Delegates to the Continental Congress are shown arguing over whether to split from Great Britain. "We must declare ourselves an independent nation!" proclaims one of the delegates. "And fight the British army?! We cannot win, sir!" asserts another. Whereupon a messenger brings "glorious news from Boston! It seems the New Englanders have won an astounding victory over the British at a place called Bunker Hill!"

Wha ....? You did say "Bunker Hill", right? Which was actually a victory for the British, though a costly one that took a staggering toll in Redcoat lives. Nonetheless, the first major battle of the American Revolution is tallied as a win for the Brits, while Bunker Hill Day remains a public holiday in Boston and municipal workers receive yet another day off to celebrate.

It's not just the dozen-odd actors in the skit (including revered alum Tina Fey) who apparently didn't catch the gaffe (or maybe did but were content with letting it pass). So did guest host Natalie Portman, also in the skit -- and who graduated from Harvard, a short Uber ride from Bunker Hill. Aren't the people on this show supposed to be really smart, while lesser mortals -- such as the president -- are irredeemably dumb?

It didn't get much better when a tankard-swaying band of New Englanders showed up in the skit to boast of their latest victory, much like current-day fans of the New England Patriots spouting off over their team's lastest triumph.

The Northeast colonials bray that they are "five for five" in their epic struggles -- "We won 'em all! French and Indian War! ... Won it! ... King Philip's War! ... Killed it! ... Lexington, Concord ... Crushed it! ... And now, Bunker Hill! ... The best one yet, kid!"

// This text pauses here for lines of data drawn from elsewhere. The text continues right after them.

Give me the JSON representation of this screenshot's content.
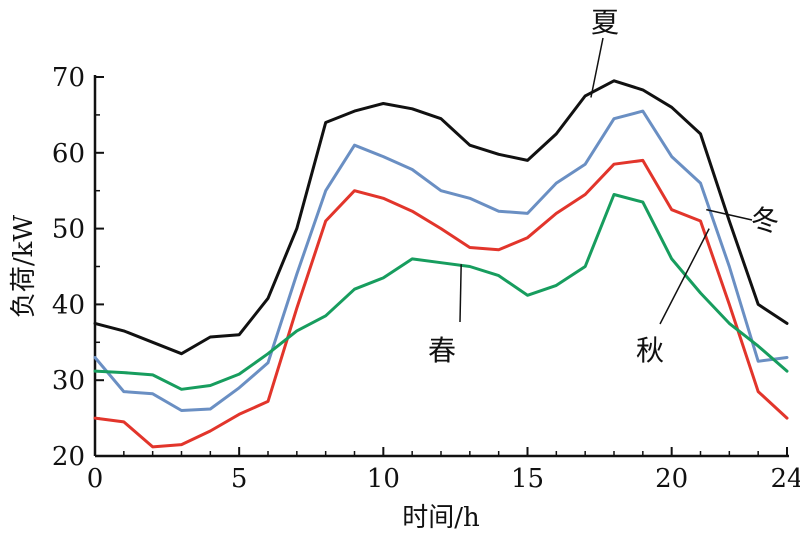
{
  "chart_data": {
    "type": "line",
    "xlabel": "时间/h",
    "ylabel": "负荷/kW",
    "xlim": [
      0,
      24
    ],
    "ylim": [
      20,
      70
    ],
    "xticks": [
      0,
      5,
      10,
      15,
      20,
      24
    ],
    "yticks": [
      20,
      30,
      40,
      50,
      60,
      70
    ],
    "grid": false,
    "x": [
      0,
      1,
      2,
      3,
      4,
      5,
      6,
      7,
      8,
      9,
      10,
      11,
      12,
      13,
      14,
      15,
      16,
      17,
      18,
      19,
      20,
      21,
      22,
      23,
      24
    ],
    "series": [
      {
        "name": "夏",
        "color": "#111111",
        "values": [
          37.5,
          36.5,
          35.0,
          33.5,
          35.7,
          36.0,
          40.8,
          50.0,
          64.0,
          65.5,
          66.5,
          65.8,
          64.5,
          61.0,
          59.8,
          59.0,
          62.5,
          67.5,
          69.5,
          68.3,
          66.0,
          62.5,
          51.0,
          40.0,
          37.5
        ]
      },
      {
        "name": "冬",
        "color": "#6a8fc3",
        "values": [
          33.0,
          28.5,
          28.2,
          26.0,
          26.2,
          29.0,
          32.3,
          44.0,
          55.0,
          61.0,
          59.5,
          57.8,
          55.0,
          54.0,
          52.3,
          52.0,
          56.0,
          58.5,
          64.5,
          65.5,
          59.5,
          56.0,
          45.0,
          32.5,
          33.0
        ]
      },
      {
        "name": "秋",
        "color": "#e2352b",
        "values": [
          25.0,
          24.5,
          21.2,
          21.5,
          23.3,
          25.5,
          27.2,
          39.5,
          51.0,
          55.0,
          54.0,
          52.3,
          50.0,
          47.5,
          47.2,
          48.8,
          52.0,
          54.5,
          58.5,
          59.0,
          52.5,
          51.0,
          40.0,
          28.5,
          25.0
        ]
      },
      {
        "name": "春",
        "color": "#179d5e",
        "values": [
          31.2,
          31.0,
          30.7,
          28.8,
          29.3,
          30.8,
          33.5,
          36.5,
          38.5,
          42.0,
          43.5,
          46.0,
          45.5,
          45.0,
          43.8,
          41.2,
          42.5,
          45.0,
          54.5,
          53.5,
          46.0,
          41.5,
          37.5,
          34.5,
          31.2
        ]
      }
    ],
    "annotations": [
      {
        "text": "夏",
        "series": "夏"
      },
      {
        "text": "冬",
        "series": "冬"
      },
      {
        "text": "秋",
        "series": "秋"
      },
      {
        "text": "春",
        "series": "春"
      }
    ]
  }
}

Not to nitpick, but that's three for five. The minutemen who confronted British soldiers at Lexington were quickly routed -- while their comrades to the west in Concord stopped the British advance and forced a hasty retreat back to Boston. And lest we ever forget, the opening battles of the American Revolution were fought to prevent a tyrannical government from ceasing its citizens' firearms, which you most assuredly will never hear mentioned on Saturday Night Live.

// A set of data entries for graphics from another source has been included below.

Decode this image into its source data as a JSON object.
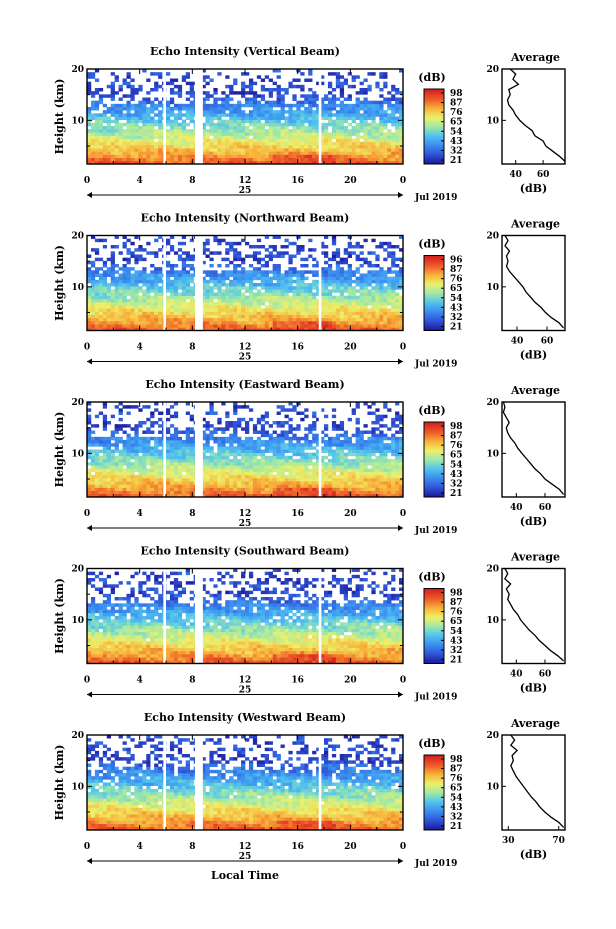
{
  "figure": {
    "x_axis_label": "Local Time",
    "date_label": "Jul 2019",
    "day_label": "25",
    "unit_label": "(dB)",
    "average_title": "Average",
    "colormap": [
      "#1c1c9c",
      "#2f55d8",
      "#3a8ef0",
      "#52c3ee",
      "#9ee8a8",
      "#eef06a",
      "#f7b23a",
      "#ef5b2a",
      "#d42420"
    ]
  },
  "chart_data": [
    {
      "type": "heatmap",
      "title": "Echo Intensity (Vertical Beam)",
      "ylabel": "Height (km)",
      "xlabel": "Local Time",
      "x_ticks": [
        "0",
        "4",
        "8",
        "12",
        "16",
        "20",
        "0"
      ],
      "y_ticks": [
        "10",
        "20"
      ],
      "xlim": [
        0,
        24
      ],
      "ylim": [
        1.5,
        20
      ],
      "data_gaps_hours": [
        [
          5.8,
          6.0
        ],
        [
          8.2,
          8.8
        ],
        [
          17.6,
          17.8
        ]
      ],
      "colorbar": {
        "label": "(dB)",
        "ticks": [
          "98",
          "87",
          "76",
          "65",
          "54",
          "43",
          "32",
          "21"
        ]
      },
      "average_profile": {
        "title": "Average",
        "xlabel": "(dB)",
        "x_ticks": [
          "40",
          "60"
        ],
        "y_ticks": [
          "10",
          "20"
        ],
        "xlim": [
          30,
          76
        ],
        "heights_km": [
          2,
          3,
          4,
          5,
          6,
          7,
          8,
          9,
          10,
          11,
          12,
          13,
          14,
          15,
          16,
          17,
          18,
          19,
          20
        ],
        "values_db": [
          76,
          72,
          67,
          62,
          60,
          54,
          52,
          47,
          43,
          40,
          38,
          35,
          34,
          36,
          35,
          42,
          38,
          40,
          36
        ]
      }
    },
    {
      "type": "heatmap",
      "title": "Echo Intensity (Northward Beam)",
      "ylabel": "Height (km)",
      "xlabel": "Local Time",
      "x_ticks": [
        "0",
        "4",
        "8",
        "12",
        "16",
        "20",
        "0"
      ],
      "y_ticks": [
        "10",
        "20"
      ],
      "xlim": [
        0,
        24
      ],
      "ylim": [
        1.5,
        20
      ],
      "data_gaps_hours": [
        [
          5.8,
          6.0
        ],
        [
          8.2,
          8.8
        ],
        [
          17.6,
          17.8
        ]
      ],
      "colorbar": {
        "label": "(dB)",
        "ticks": [
          "96",
          "87",
          "76",
          "65",
          "54",
          "43",
          "32",
          "21"
        ]
      },
      "average_profile": {
        "title": "Average",
        "xlabel": "(dB)",
        "x_ticks": [
          "40",
          "60"
        ],
        "y_ticks": [
          "10",
          "20"
        ],
        "xlim": [
          30,
          72
        ],
        "heights_km": [
          2,
          3,
          4,
          5,
          6,
          7,
          8,
          9,
          10,
          11,
          12,
          13,
          14,
          15,
          16,
          17,
          18,
          19,
          20
        ],
        "values_db": [
          71,
          68,
          63,
          59,
          56,
          52,
          49,
          46,
          44,
          41,
          38,
          35,
          33,
          34,
          33,
          35,
          32,
          34,
          32
        ]
      }
    },
    {
      "type": "heatmap",
      "title": "Echo Intensity (Eastward Beam)",
      "ylabel": "Height (km)",
      "xlabel": "Local Time",
      "x_ticks": [
        "0",
        "4",
        "8",
        "12",
        "16",
        "20",
        "0"
      ],
      "y_ticks": [
        "10",
        "20"
      ],
      "xlim": [
        0,
        24
      ],
      "ylim": [
        1.5,
        20
      ],
      "data_gaps_hours": [
        [
          5.8,
          6.0
        ],
        [
          8.2,
          8.8
        ],
        [
          17.6,
          17.8
        ]
      ],
      "colorbar": {
        "label": "(dB)",
        "ticks": [
          "98",
          "87",
          "76",
          "65",
          "54",
          "43",
          "32",
          "21"
        ]
      },
      "average_profile": {
        "title": "Average",
        "xlabel": "(dB)",
        "x_ticks": [
          "40",
          "60"
        ],
        "y_ticks": [
          "10",
          "20"
        ],
        "xlim": [
          30,
          74
        ],
        "heights_km": [
          2,
          3,
          4,
          5,
          6,
          7,
          8,
          9,
          10,
          11,
          12,
          13,
          14,
          15,
          16,
          17,
          18,
          19,
          20
        ],
        "values_db": [
          73,
          70,
          65,
          60,
          57,
          53,
          50,
          47,
          44,
          41,
          39,
          36,
          34,
          33,
          35,
          33,
          31,
          32,
          31
        ]
      }
    },
    {
      "type": "heatmap",
      "title": "Echo Intensity (Southward Beam)",
      "ylabel": "Height (km)",
      "xlabel": "Local Time",
      "x_ticks": [
        "0",
        "4",
        "8",
        "12",
        "16",
        "20",
        "0"
      ],
      "y_ticks": [
        "10",
        "20"
      ],
      "xlim": [
        0,
        24
      ],
      "ylim": [
        1.5,
        20
      ],
      "data_gaps_hours": [
        [
          5.8,
          6.0
        ],
        [
          8.2,
          8.8
        ],
        [
          17.6,
          17.8
        ]
      ],
      "colorbar": {
        "label": "(dB)",
        "ticks": [
          "98",
          "87",
          "76",
          "65",
          "54",
          "43",
          "32",
          "21"
        ]
      },
      "average_profile": {
        "title": "Average",
        "xlabel": "(dB)",
        "x_ticks": [
          "40",
          "60"
        ],
        "y_ticks": [
          "10",
          "20"
        ],
        "xlim": [
          30,
          74
        ],
        "heights_km": [
          2,
          3,
          4,
          5,
          6,
          7,
          8,
          9,
          10,
          11,
          12,
          13,
          14,
          15,
          16,
          17,
          18,
          19,
          20
        ],
        "values_db": [
          73,
          69,
          64,
          60,
          56,
          53,
          49,
          46,
          43,
          41,
          38,
          36,
          34,
          35,
          33,
          36,
          32,
          34,
          32
        ]
      }
    },
    {
      "type": "heatmap",
      "title": "Echo Intensity (Westward Beam)",
      "ylabel": "Height (km)",
      "xlabel": "Local Time",
      "x_ticks": [
        "0",
        "4",
        "8",
        "12",
        "16",
        "20",
        "0"
      ],
      "y_ticks": [
        "10",
        "20"
      ],
      "xlim": [
        0,
        24
      ],
      "ylim": [
        1.5,
        20
      ],
      "data_gaps_hours": [
        [
          5.8,
          6.0
        ],
        [
          8.2,
          8.8
        ],
        [
          17.6,
          17.8
        ]
      ],
      "colorbar": {
        "label": "(dB)",
        "ticks": [
          "98",
          "87",
          "76",
          "65",
          "54",
          "43",
          "32",
          "21"
        ]
      },
      "average_profile": {
        "title": "Average",
        "xlabel": "(dB)",
        "x_ticks": [
          "30",
          "70"
        ],
        "y_ticks": [
          "10",
          "20"
        ],
        "xlim": [
          25,
          75
        ],
        "heights_km": [
          2,
          3,
          4,
          5,
          6,
          7,
          8,
          9,
          10,
          11,
          12,
          13,
          14,
          15,
          16,
          17,
          18,
          19,
          20
        ],
        "values_db": [
          74,
          70,
          64,
          59,
          55,
          52,
          48,
          45,
          42,
          39,
          36,
          34,
          32,
          34,
          33,
          37,
          32,
          35,
          32
        ]
      }
    }
  ]
}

How to explain this baffling ignorance of basic American history from people we're repeatedly told are profoundly intelligent? The result of three lamentable trends converging -- the demands of teachers' unions usurping instruction in public schools, political indoctrination elbowing out education in higher ed, and the left's disdain for Revolution-era history since it was embraced by the Tea Party.